CSPG Special Publications

Abstract


Devonian of the World: Proceedings of the 2nd International Symposium on the Devonian System — Memoir 14, Volume II: Sedimentation, 1988
Pages 85-106
Clastics and Tectonics

Evolution of Catskill River Systems, New York State

B. J. Willis, J. S. Bridge

Abstract

The Givetian Plattekill and Manorkill Formations (680 m thick) exposed in the Catskill Front, New York State, record fluvial deposition on a broad alluvial plain adjacent to the rising Acadian Mountains. Channel-belt deposits are represented mainly by single storey sandstone bodies; overbank deposits are represented by interbedded sandstone and mudstone. The overall sequence is marine regressive: the proportion, maximum storey thickness and mean grain size of the sandstone bodies generally increase upsection, as does the proportion of sandstone in the overbank deposits. The abundance and maturity of calcareous paleosols generally decrease upsection. These regional trends are associated with increase in alluvial plain slope, deposition rate, and channel size and discharge. Local 100 m scale cyclic variations in proportion of channel belt deposits may be related to local variation in avulsion/ deposition rate, floodplain/channel-belt width, or tectonism; they cannot be related to regional sea level changes.
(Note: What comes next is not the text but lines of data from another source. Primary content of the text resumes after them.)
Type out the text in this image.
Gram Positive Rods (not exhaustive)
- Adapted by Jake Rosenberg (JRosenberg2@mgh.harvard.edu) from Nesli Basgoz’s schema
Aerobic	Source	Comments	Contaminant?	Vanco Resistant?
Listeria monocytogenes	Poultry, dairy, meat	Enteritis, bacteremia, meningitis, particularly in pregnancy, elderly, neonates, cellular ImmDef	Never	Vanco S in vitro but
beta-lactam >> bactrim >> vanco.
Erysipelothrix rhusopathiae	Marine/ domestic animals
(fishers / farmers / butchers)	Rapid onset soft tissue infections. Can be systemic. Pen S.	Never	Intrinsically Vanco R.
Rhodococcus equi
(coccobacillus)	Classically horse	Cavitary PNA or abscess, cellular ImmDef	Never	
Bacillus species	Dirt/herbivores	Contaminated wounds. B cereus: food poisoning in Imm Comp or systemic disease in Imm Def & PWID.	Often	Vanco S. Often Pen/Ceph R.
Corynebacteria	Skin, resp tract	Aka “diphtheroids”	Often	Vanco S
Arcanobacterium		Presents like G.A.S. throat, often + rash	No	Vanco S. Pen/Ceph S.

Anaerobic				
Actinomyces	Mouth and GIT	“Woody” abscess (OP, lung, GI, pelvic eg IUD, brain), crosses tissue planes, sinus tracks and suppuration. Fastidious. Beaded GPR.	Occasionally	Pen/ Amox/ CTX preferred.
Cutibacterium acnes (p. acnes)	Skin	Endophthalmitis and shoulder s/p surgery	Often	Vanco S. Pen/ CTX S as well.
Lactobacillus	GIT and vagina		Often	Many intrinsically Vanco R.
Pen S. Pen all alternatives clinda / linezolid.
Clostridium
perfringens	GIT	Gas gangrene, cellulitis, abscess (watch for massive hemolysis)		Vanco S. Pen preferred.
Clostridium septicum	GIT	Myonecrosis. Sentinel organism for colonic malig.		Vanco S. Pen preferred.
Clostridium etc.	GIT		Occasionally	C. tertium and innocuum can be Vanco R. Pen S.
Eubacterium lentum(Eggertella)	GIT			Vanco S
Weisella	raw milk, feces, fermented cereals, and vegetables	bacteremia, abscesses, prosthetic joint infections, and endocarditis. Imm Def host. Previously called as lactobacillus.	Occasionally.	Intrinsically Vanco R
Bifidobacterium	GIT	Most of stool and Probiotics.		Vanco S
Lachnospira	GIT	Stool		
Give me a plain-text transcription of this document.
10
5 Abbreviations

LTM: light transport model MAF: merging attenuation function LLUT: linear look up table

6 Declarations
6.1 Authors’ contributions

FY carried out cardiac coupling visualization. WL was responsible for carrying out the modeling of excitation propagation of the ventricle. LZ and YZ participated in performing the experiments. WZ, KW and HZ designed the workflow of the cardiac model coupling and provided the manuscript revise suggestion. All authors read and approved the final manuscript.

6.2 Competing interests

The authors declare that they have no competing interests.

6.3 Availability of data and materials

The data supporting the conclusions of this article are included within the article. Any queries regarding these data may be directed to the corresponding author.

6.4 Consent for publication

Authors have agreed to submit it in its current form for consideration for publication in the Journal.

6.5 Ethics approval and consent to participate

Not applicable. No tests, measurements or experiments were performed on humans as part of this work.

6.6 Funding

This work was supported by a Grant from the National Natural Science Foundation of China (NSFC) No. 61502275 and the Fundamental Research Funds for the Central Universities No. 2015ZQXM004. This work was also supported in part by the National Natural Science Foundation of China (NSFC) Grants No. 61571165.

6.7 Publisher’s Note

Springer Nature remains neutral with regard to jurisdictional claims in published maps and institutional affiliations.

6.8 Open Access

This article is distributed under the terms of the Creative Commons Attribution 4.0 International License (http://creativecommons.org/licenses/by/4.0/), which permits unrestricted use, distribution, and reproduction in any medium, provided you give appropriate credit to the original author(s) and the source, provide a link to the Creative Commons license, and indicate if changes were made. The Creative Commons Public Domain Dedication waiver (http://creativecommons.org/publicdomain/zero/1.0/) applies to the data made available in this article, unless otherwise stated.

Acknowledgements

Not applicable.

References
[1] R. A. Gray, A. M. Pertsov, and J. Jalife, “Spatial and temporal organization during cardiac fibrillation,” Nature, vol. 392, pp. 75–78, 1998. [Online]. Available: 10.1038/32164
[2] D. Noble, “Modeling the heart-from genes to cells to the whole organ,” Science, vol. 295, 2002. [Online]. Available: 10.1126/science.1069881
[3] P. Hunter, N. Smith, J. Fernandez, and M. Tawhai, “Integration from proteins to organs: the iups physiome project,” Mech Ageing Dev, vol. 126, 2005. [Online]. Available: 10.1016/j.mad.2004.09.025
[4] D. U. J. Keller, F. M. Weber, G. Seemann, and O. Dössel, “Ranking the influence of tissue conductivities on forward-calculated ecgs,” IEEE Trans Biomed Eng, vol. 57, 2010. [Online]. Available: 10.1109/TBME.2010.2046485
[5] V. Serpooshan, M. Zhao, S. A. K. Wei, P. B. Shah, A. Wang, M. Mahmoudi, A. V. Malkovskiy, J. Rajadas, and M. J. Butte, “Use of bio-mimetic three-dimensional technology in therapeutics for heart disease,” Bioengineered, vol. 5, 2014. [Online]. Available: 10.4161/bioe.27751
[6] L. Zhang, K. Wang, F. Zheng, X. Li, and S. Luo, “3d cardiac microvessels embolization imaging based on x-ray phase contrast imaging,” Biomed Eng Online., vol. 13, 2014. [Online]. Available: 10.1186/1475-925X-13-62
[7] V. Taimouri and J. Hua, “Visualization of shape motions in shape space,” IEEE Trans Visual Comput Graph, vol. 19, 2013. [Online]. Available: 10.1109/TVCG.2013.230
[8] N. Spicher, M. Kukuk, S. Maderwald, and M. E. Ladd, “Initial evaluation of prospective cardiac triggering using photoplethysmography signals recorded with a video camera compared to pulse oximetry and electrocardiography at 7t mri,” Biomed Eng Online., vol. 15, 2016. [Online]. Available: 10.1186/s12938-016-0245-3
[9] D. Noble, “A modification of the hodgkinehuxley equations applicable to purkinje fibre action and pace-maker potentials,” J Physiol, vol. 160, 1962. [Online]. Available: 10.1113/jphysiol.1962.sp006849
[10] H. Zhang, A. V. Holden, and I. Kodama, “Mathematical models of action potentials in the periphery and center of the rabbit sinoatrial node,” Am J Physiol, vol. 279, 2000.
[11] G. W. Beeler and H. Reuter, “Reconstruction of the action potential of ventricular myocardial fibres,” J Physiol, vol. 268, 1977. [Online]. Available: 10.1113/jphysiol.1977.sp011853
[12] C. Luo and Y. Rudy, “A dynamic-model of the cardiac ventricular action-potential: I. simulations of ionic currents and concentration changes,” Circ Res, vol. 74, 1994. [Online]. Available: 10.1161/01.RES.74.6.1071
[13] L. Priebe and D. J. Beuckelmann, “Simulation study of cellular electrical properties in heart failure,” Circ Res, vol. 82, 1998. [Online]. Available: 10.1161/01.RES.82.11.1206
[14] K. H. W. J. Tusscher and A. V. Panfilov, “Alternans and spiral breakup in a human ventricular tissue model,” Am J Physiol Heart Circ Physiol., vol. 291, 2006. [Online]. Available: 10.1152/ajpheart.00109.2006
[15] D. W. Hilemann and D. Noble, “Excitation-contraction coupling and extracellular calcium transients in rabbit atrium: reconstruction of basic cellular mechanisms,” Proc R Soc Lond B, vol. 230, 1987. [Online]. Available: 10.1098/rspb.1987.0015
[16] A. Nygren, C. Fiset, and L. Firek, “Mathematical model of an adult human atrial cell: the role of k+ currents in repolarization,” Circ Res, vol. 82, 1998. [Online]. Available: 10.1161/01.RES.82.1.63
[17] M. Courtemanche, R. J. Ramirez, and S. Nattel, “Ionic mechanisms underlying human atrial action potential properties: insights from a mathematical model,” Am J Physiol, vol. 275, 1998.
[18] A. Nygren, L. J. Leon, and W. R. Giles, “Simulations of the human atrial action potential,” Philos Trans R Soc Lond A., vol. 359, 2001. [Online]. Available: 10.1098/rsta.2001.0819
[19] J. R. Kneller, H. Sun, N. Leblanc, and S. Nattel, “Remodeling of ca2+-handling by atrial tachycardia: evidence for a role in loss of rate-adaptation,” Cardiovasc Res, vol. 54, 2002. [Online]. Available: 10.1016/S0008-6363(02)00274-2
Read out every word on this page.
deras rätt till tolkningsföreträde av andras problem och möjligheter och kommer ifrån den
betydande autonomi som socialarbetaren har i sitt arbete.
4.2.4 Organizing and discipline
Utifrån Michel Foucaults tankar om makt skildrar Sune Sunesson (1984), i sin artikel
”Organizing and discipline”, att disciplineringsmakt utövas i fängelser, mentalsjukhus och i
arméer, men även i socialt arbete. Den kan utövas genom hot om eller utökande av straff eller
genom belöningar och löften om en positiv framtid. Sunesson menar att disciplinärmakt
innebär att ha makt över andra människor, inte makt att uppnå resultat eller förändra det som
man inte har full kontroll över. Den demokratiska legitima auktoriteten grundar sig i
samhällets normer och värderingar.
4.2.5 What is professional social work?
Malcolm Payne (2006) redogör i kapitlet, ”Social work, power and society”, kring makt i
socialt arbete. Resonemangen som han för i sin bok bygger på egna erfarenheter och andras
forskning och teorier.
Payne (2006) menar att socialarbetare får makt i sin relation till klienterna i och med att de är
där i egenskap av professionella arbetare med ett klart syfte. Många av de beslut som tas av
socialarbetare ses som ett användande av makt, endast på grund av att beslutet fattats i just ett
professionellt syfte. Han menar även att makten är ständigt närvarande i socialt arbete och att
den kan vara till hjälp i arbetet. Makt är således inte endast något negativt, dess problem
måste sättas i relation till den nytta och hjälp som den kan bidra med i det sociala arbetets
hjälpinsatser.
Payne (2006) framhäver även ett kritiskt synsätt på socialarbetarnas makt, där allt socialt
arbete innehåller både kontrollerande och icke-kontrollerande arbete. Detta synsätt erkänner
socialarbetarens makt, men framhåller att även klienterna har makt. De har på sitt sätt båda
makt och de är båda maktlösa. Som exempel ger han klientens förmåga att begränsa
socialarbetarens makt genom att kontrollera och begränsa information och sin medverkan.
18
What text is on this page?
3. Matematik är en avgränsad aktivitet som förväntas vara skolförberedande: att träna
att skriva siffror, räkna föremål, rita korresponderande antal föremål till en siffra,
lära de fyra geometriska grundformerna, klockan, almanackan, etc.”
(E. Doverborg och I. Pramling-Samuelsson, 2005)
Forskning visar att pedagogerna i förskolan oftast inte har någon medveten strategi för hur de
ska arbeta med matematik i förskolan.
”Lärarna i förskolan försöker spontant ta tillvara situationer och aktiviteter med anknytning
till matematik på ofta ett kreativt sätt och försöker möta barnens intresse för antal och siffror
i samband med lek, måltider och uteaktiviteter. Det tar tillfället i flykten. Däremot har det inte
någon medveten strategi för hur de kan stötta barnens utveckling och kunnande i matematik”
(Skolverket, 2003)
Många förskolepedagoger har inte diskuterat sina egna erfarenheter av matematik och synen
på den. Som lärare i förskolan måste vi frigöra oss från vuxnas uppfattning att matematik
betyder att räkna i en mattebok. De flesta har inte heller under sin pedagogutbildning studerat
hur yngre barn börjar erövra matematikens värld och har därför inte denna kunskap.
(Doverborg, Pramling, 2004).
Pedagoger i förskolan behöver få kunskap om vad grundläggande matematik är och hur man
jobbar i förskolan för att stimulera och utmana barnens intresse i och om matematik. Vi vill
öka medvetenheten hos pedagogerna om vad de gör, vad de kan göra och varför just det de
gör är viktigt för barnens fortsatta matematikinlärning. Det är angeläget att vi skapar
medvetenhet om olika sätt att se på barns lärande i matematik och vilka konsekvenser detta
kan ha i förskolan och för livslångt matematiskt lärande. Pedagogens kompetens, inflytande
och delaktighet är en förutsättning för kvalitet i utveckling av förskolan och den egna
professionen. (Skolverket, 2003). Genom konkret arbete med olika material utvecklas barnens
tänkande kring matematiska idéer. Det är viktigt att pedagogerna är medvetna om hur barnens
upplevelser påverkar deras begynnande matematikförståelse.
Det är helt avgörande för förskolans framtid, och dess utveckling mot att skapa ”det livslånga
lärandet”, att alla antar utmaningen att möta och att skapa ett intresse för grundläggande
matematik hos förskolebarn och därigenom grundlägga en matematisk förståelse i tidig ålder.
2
The Frasnian part of the Catskill sequence also shows episodic variations in fluvial depositional style, and they become more marked with distance from the paleoshoreline. Comparison with the Frasnian parts of the Catskill sequence suggests that the Givetian vertical trends reflect increasing distance from the paleoshoreline with time. Increasing channel sizes with distance from the paleoshoreline may reflect a distributary channel system. Progradation of the alluvial plain, associated with regression, is related to episodic variations in tectonic uplift, sediment supply and basin subsidence. Unambiguous evidence for climatic or eustatic sea level changes in these transgressive-regressive cycles is lacking. However, there is a critical need for more extensive examination of adjacent coeval deposits, and more refined age dating, before detailed examination of extrabasinal controls can be undertaken.